Alright... not bad. Let's try version 2.

 

No set location, but mostly traveling around the US, you've just been recruited into Division 7, and are tasked with investigating Paranormal Activity, with intent to prove or disprove. Threats should be disposed of - we do not have an Area 51 Jail. At the moment, there are no limitations on What you are, but you need to blend into the Human population without problem.

 

Is the paranormal new to you? Where'd you come from that D-7 recruited you if so?

If you're old hat, how/why?

Again - morality? Do you want "threats" to be clear, or do you want heavy grey where you're not sure you made the right decision?

Body Count - this time, there will be one, but how heavy?

Are you a good guy trying to save the world, or are you here because they have some Really Cool Toys, maybe it's the Dental?

 

(I'd class this as an Urban Fantasy Monster Hunter Campaign style, leaning away from the Fantasy and more towards Modern).

I have two concepts that immediately spring to mind.
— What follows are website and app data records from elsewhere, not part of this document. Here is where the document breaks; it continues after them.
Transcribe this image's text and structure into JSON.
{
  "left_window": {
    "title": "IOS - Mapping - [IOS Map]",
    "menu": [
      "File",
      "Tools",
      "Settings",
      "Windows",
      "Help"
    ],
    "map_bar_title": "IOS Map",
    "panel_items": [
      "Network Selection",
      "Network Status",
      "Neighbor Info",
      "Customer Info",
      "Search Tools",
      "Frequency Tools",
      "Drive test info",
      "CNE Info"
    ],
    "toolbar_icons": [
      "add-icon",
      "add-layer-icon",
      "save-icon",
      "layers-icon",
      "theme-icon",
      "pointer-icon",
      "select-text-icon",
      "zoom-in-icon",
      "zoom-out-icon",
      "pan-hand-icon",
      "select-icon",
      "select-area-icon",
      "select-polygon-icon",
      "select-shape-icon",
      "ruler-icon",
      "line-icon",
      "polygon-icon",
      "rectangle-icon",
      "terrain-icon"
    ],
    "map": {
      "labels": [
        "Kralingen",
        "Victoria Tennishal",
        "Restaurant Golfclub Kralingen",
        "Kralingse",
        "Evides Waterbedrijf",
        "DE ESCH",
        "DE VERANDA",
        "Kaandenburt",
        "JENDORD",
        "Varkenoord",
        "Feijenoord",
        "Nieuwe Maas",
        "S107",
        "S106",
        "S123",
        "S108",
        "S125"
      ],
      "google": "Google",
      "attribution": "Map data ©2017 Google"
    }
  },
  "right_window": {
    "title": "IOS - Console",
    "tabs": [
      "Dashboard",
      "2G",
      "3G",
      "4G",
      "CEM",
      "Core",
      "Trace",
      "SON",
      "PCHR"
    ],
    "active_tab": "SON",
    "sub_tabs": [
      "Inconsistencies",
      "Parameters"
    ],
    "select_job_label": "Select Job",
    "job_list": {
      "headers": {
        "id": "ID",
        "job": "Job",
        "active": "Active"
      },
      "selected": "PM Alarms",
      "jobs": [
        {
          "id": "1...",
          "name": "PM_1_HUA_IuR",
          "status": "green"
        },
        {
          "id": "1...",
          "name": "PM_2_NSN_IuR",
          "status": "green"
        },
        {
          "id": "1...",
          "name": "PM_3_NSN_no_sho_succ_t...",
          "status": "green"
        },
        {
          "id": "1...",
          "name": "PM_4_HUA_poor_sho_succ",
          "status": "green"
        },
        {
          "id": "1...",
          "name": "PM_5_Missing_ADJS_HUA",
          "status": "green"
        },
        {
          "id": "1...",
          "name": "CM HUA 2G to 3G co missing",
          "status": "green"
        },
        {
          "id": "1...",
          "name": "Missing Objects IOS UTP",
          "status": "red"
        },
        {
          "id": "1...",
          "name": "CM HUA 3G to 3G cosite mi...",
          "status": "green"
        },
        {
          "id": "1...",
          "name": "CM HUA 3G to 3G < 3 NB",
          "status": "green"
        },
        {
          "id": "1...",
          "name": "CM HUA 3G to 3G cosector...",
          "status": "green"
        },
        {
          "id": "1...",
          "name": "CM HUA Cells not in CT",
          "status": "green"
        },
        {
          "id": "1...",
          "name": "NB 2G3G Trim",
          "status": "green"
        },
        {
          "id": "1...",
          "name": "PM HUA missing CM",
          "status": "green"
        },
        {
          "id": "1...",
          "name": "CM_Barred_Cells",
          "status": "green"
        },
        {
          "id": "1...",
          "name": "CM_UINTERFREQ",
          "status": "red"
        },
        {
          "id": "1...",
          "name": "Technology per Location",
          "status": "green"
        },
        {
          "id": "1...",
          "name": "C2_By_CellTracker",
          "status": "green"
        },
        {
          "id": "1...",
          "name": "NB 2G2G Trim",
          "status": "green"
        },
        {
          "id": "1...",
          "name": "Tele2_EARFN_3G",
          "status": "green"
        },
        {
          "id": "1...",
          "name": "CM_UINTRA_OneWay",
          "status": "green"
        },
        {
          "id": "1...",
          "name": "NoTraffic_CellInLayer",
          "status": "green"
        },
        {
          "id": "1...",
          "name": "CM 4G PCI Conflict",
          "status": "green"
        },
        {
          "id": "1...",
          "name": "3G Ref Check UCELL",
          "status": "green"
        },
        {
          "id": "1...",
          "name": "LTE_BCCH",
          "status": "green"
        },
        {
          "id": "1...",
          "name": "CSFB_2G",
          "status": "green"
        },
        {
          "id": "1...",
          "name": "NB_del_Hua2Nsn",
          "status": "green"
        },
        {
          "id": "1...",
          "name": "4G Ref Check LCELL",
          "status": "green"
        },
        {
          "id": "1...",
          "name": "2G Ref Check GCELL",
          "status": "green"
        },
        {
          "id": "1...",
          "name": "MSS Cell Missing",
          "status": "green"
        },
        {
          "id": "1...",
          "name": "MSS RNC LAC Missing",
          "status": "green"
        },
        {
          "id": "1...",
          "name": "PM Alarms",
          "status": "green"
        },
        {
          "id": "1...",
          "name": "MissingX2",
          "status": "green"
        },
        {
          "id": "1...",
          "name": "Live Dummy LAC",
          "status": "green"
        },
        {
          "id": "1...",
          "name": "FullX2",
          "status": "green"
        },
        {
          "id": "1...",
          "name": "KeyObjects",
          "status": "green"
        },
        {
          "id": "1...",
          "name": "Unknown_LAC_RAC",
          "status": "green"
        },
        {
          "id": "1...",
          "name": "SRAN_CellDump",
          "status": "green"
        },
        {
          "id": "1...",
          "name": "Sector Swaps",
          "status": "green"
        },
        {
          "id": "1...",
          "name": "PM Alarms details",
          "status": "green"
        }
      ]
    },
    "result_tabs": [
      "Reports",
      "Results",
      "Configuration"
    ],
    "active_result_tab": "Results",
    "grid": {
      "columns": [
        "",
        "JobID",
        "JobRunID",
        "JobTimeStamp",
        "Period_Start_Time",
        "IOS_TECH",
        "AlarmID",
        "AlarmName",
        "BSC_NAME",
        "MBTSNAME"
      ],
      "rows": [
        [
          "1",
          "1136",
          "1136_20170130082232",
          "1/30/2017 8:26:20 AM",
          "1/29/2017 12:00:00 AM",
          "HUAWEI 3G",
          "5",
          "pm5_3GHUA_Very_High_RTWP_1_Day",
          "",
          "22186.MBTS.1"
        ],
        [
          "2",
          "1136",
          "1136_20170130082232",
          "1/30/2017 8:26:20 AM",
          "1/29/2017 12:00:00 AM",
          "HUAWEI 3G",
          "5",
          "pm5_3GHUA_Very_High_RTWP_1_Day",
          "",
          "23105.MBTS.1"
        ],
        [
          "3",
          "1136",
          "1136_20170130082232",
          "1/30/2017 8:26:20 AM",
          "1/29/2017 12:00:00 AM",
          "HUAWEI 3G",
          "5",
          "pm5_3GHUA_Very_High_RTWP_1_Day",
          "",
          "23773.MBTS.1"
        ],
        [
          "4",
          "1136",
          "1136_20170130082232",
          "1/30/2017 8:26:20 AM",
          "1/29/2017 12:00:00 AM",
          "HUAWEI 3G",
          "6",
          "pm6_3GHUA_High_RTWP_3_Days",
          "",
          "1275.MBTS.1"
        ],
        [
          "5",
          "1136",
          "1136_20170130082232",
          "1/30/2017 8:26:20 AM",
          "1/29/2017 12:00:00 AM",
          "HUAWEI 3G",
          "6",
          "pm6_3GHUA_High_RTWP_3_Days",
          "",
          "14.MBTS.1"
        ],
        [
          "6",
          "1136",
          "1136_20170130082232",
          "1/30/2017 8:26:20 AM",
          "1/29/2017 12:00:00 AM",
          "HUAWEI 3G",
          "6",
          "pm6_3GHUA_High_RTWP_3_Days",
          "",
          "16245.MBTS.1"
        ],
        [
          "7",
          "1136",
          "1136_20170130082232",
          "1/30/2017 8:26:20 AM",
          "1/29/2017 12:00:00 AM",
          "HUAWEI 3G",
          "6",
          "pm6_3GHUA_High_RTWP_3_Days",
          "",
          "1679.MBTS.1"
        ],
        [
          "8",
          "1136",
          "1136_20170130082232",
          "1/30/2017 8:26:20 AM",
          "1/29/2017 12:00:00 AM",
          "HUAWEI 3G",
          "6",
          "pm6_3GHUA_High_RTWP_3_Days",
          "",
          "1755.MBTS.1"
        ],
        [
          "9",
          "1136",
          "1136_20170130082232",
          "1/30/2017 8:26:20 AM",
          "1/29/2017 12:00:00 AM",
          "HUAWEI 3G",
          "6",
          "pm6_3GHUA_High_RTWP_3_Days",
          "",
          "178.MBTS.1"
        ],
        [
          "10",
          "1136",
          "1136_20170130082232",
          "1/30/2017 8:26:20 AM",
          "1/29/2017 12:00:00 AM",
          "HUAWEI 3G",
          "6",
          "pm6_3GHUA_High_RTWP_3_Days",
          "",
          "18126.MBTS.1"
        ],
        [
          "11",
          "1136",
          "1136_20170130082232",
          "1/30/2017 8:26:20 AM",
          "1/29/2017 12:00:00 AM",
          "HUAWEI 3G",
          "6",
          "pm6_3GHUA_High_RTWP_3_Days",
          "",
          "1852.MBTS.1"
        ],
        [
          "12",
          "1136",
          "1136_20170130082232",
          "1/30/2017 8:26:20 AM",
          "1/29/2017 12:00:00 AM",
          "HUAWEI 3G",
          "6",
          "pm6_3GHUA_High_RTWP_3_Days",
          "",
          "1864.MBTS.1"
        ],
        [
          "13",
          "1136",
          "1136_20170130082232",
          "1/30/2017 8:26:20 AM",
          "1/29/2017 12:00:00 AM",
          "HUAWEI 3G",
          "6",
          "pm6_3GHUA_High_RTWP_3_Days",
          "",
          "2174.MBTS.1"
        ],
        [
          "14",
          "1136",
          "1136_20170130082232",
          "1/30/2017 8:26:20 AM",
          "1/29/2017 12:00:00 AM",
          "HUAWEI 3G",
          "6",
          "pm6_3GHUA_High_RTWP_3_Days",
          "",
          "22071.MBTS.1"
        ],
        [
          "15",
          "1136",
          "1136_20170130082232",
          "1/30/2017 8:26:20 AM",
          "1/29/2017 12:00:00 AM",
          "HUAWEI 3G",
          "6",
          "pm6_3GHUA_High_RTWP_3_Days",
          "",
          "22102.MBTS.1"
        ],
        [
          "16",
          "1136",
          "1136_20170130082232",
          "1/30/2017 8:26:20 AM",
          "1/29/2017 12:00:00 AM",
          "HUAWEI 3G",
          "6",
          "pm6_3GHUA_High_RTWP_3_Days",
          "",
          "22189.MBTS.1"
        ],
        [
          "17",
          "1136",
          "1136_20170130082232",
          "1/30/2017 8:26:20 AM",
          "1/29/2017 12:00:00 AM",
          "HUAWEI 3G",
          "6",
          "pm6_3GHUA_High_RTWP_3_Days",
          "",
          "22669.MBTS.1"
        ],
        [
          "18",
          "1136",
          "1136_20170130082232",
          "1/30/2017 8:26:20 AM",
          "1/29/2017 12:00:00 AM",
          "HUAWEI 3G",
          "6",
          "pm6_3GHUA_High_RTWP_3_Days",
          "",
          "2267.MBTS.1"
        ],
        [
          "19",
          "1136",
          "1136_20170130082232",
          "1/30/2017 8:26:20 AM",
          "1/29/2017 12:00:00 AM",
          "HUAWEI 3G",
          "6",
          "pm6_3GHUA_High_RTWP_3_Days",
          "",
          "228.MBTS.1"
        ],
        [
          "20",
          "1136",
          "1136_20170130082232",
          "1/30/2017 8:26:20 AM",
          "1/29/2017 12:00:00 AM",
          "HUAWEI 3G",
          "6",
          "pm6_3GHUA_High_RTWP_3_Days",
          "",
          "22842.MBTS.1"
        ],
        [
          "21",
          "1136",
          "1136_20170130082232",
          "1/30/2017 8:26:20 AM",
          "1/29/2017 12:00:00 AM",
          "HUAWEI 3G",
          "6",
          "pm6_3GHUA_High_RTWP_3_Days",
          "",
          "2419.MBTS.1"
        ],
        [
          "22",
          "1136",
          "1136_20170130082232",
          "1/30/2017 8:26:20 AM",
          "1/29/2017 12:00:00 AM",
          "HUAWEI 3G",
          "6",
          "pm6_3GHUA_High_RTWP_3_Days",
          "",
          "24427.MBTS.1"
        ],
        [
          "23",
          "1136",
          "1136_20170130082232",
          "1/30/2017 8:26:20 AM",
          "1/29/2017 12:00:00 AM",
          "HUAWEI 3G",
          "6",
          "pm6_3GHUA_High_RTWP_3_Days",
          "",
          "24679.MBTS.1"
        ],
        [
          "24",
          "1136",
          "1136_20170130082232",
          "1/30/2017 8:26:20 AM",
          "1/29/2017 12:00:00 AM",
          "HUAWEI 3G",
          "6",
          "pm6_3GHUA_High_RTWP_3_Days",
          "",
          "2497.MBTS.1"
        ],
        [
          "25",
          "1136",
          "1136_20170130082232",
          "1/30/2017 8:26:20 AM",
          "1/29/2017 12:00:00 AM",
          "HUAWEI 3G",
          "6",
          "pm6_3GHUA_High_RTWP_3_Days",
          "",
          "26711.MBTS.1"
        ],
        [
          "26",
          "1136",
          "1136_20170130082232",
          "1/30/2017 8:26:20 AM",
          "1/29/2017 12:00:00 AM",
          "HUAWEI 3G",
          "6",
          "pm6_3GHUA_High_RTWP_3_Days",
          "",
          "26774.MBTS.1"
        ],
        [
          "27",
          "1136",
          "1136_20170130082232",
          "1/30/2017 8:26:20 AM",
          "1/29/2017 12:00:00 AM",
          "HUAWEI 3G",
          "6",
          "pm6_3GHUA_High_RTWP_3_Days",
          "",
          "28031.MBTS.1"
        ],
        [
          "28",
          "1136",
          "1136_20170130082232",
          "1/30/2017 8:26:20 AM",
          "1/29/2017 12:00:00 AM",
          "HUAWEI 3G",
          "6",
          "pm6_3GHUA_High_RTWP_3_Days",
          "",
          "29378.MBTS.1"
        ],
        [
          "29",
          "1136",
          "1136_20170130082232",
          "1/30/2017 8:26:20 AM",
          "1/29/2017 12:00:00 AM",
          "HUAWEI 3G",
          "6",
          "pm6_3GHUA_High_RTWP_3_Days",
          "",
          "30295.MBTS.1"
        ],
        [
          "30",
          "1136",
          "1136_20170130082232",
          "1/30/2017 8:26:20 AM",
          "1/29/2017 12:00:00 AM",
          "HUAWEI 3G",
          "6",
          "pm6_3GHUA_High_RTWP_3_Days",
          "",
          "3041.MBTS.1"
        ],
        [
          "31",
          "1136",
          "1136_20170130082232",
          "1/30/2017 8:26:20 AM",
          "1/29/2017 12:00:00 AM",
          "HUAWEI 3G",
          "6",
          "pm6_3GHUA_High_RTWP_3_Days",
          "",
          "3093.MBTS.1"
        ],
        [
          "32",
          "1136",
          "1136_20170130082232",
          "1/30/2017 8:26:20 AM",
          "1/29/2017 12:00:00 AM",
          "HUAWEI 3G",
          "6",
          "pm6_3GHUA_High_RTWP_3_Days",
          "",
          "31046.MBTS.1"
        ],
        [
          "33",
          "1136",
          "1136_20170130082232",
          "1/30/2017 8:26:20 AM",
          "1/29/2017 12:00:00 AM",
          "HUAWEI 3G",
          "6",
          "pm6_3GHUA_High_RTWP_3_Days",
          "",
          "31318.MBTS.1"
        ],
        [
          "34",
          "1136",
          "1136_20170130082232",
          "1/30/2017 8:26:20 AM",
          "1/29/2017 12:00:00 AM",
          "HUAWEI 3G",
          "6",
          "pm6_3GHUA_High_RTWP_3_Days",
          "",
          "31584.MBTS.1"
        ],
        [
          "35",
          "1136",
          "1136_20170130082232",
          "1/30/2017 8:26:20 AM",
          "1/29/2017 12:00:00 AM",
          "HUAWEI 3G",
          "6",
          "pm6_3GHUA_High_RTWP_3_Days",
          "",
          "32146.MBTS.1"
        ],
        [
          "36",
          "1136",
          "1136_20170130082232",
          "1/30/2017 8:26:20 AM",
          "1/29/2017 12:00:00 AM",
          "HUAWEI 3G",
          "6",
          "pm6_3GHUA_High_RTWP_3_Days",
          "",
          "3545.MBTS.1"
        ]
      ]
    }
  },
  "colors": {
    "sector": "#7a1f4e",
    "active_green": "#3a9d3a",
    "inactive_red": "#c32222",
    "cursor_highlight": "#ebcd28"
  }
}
The first and strongest one is a former military Sergeant Major. Visually, I am thinking the general from The Rock. New to paranormal in the sense that maybe he's seen something in the past (good potential GM fodder) but always rationalized it. Grey morality and hard choices. Body count? At times heavy. Otherwise a fair mix of investigation vs. combat. Definitely a save the world and the U-S-of-A type.

 

The other character is a Harry Dresden type character. His presence would depend greatly on whether magic was accessible to the player characters. In this case, instead of being a Wizard for Hire, he would be an Occult Investigator. Old hat to the paranormal. Less grey morality. Surprisingly harsh in terms of body count. "These are demons and monsters, I know what damage they can wreak." Again, save the world type.